- It’s difficult to ensure that all components of a supercomputer operate efficiently
- XDMoD tool measures quality of service, system, and user job performance
- Future improvements will also track cloud-based metrics
As the name implies, supercomputers are pretty special machines. Researchers from every field seek out their high-performance capabilities, but time spent using such a device is expensive. As recently as 2015, it took the same amount of energy to run Tianhe-2, the world’s second-fastest supercomputer, for a year as it did to power a 13,501 person town in Mississippi.
And that’s not to mention the initial costs associated with purchase, as well as salaries for staff to help run and support the machine. Supercomputers are kept incredibly busy by their users, often oversubscribed, with thousands of jobs in the queue waiting for others to finish.
With computing time so valuable, managers of supercomputing centers are always looking for ways to improve performance and speed throughput for users. This is where Tom Furlani and his team at the University at Buffalo’s Center for Computational Research, come in.

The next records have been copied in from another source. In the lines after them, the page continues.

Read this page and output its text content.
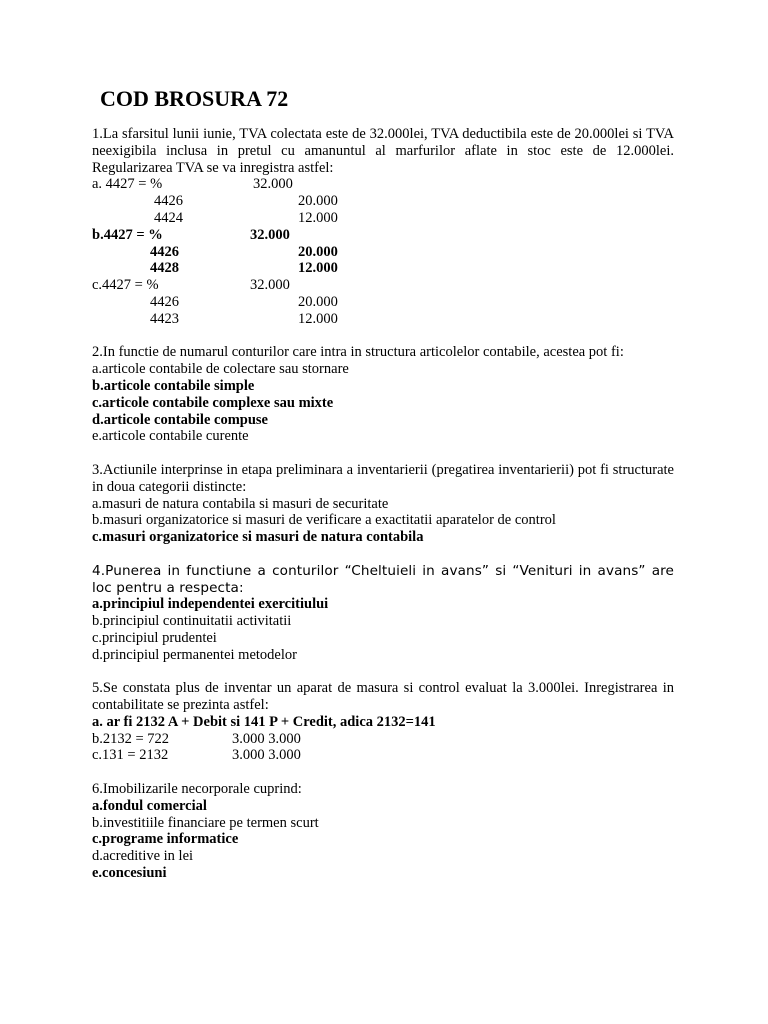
COD BROSURA 72
1.La sfarsitul lunii iunie, TVA colectata este de 32.000lei, TVA deductibila este de 20.000lei si TVA neexigibila inclusa in pretul cu amanuntul al marfurilor aflate in stoc este de 12.000lei. Regularizarea TVA se va inregistra astfel:
a. 4427 = %	32.000
4426	20.000
4424	12.000
b.4427 = %	32.000
4426	20.000
4428	12.000
c.4427 = %	32.000
4426	20.000
4423	12.000
2.In functie de numarul conturilor care intra in structura articolelor contabile, acestea pot fi:
a.articole contabile de colectare sau stornare
b.articole contabile simple
c.articole contabile complexe sau mixte
d.articole contabile compuse
e.articole contabile curente
3.Actiunile interprinse in etapa preliminara a inventarierii (pregatirea inventarierii) pot fi structurate in doua categorii distincte:
a.masuri de natura contabila si masuri de securitate
b.masuri organizatorice si masuri de verificare a exactitatii aparatelor de control
c.masuri organizatorice si masuri de natura contabila
4.Punerea in functiune a conturilor “Cheltuieli in avans” si “Venituri in avans” are loc pentru a respecta:
a.principiul independentei exercitiului
b.principiul continuitatii activitatii
c.principiul prudentei
d.principiul permanentei metodelor
5.Se constata plus de inventar un aparat de masura si control evaluat la 3.000lei. Inregistrarea in contabilitate se prezinta astfel:
a. ar fi 2132 A + Debit si 141 P + Credit, adica 2132=141
b.2132 = 722	3.000 3.000
c.131 = 2132	3.000 3.000
6.Imobilizarile necorporale cuprind:
a.fondul comercial
b.investitiile financiare pe termen scurt
c.programe informatice
d.acreditive in lei
e.concesiuni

Thanks to a grant from the National Science Foundation (NSF) in 2010, Furlani and his colleagues have developed the XD Metrics on Demand (XDMoD) tool, to help organizations improve production on their supercomputers and better understand how they are being used to enable science and engineering.
"XDMoD is an incredibly useful tool that allows us not only to monitor and report on the resources we allocate, but also provides new insight into the behaviors of our researcher community," says John Towns, PI and Project Director for the Extreme Science and Engineering Discovery Environment (XSEDE).
Canary in the coal mine
Modern supercomputers are complex combinations of compute servers, high speed networks, and high performance storage systems. Each of these areas is a potential point of under performance or even outright failure. Add system software and the complexity only increases.
With so much that can go wrong, a tool that can identify problems or poor performance as well as monitor overall usage is vital. XDMoD aims to fulfill that role by performing three functions:
1. Job accounting – XDMoD provides metrics about utilization, including who is using the system and how much, what types of jobs are running, plus length of wait times, and more.
2. Quality of service – The complex mechanisms behind HPC often mean that managers and support personnel don’t always know if everything is working correctly—or they lack the means to ensure that it is. All too often this results in users serving as “canaries in the coal mine” who identify and alert admins only after they’ve discovered an issue.
To solve this, XDMoD launches application kernels daily that provide baseline performances for the cluster in question. If these kernels show that something that should take 30 seconds is now taking 120, support personnel know they need to investigate. XDMoD’s monitoring of the Meltdown and Spectre patches is a perfect example—the application kernels allowed system personnel to quantify the effects of the patches put in place to mitigate the chip vulnerabilities.
3. Job-level performance – Much like job accounting, job-level performance zeroes in on usage metrics. However, this task focuses more on how well users' codes are performing. XDMoD can measure the performance of every single job, helping users to improve the efficiency of their job or even figure out why it failed.
Furlani also expects that XDMoD will soon include a module to help quantify the return on investment (ROI) for these expensive systems, by tying external funding of the supercomputer’s users to their external research funding.
Thanks to its open-source code, XDMoD’s reach extends to commercial, governmental, and academic supercomputing centers worldwide, including England, Spain, Belgium, Germany, and many others.
Future features
In 2015, the NSF awarded the University at Buffalo a follow-on grant to continue work on XDMoD. Among other improvements, the project will include cloud computing metrics. Cloud use is growing all the time, and jobs performed there are much different in terms of metrics.
For the average HPC job, Furlani explains that the process starts with a researcher requesting resources, such as how many processors and how much memory they need. But in the cloud, a virtual machine may stop running and then start again. What’s more, a cloud-based supercomputer can increase and decrease cores and memory. This makes tracking performance more challenging.
“Cloud computing has a beginning, but it doesn’t necessarily have a specific end,” Furlani says. “We have to restructure XDMoD’s entire backend data warehouse to accommodate that.”
Regardless of where XDMoD goes next, tools like this will continue to shape and redefine what supercomputers can accomplish.